The correct action to do depends on the specifics of your study, which might be why you’re getting conflicting advice!

As a general statistical principle, it’s perfectly fine to perform post-hoc tests regardless of whether the interaction effect is significant or not. The only time that it makes no sense to perform a post hoc test is when no terms in your model are statistically significant. Although, even in that case, post hoc tests can sometimes detect statistical significance–but that’s another story. But, in a nutshell, you can perform post hoc tests whether or not your interaction term is significant.

However, I suspect that the real question is whether it makes sense the pre-test post-test nature of your study. You have measurements before and after the intervention. If the intervention is effective, you’d expect the differences to show up after the intervention but not before. Consequently, that is an interaction effect because it depends on the time of measurement. Read my blog post about interaction effects to see how these are “it depends” effects. So, if your interaction effect is not significant, it might not make sense to analyze your data further.

If the main effect for the treatment group variable is significant but not the interaction effect, it’s a bit difficult because it says that the treatment groups cause a difference between group means even in the pre-test measurement! That might represent only the differences between the subjects within those groups–it’s hard to say. You really want that interaction term to be significant!
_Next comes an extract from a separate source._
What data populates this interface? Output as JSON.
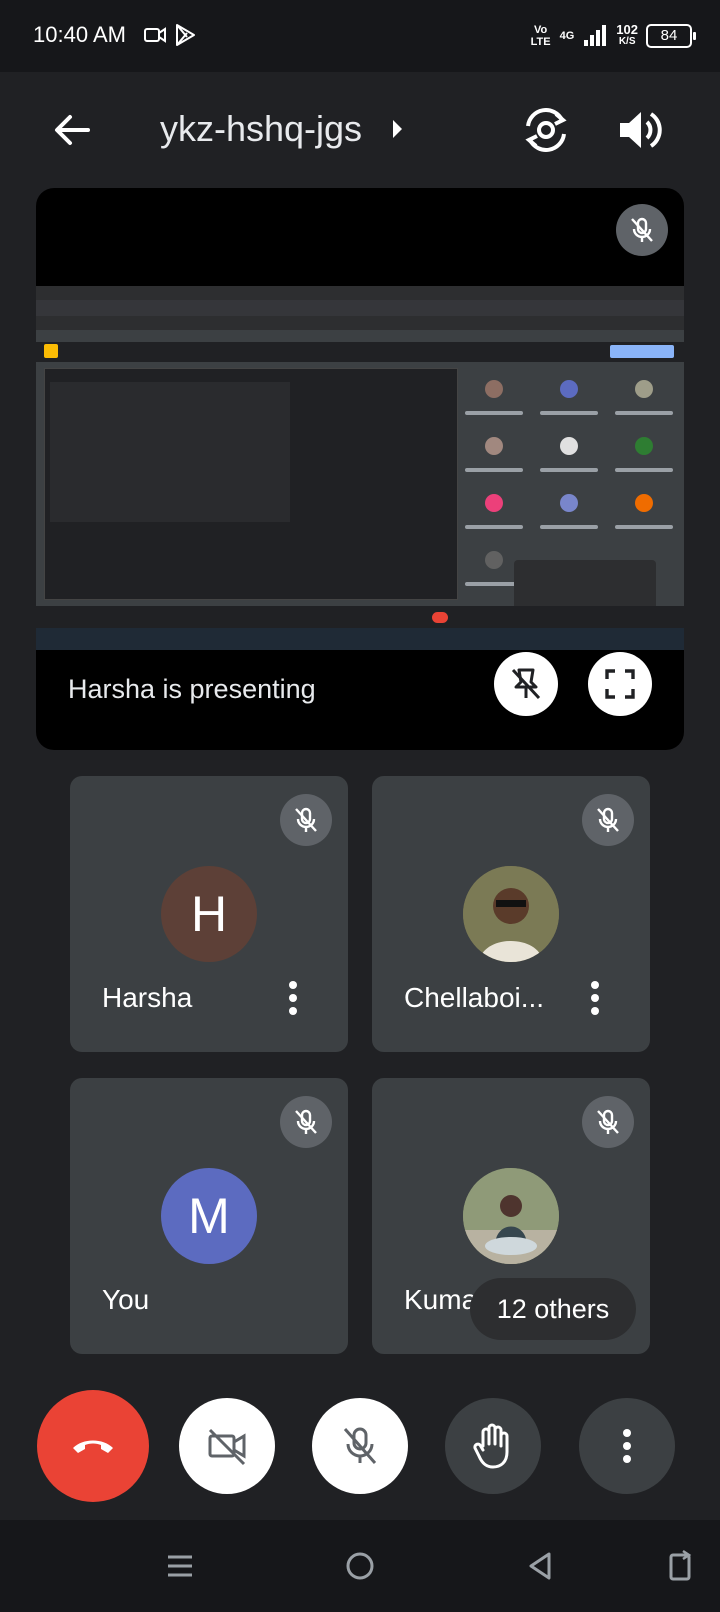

If only the time effect is significant and nothing else, it’s probably not worth further investigation.

One thing I can say definitively is that the person who said that you can only perform a post-hoc analysis when the interaction is not significant is wrong! As a general principle, it’s OK to perform post-hoc analyses when an interaction term is significant. For your study, you particularly want a significant interaction term!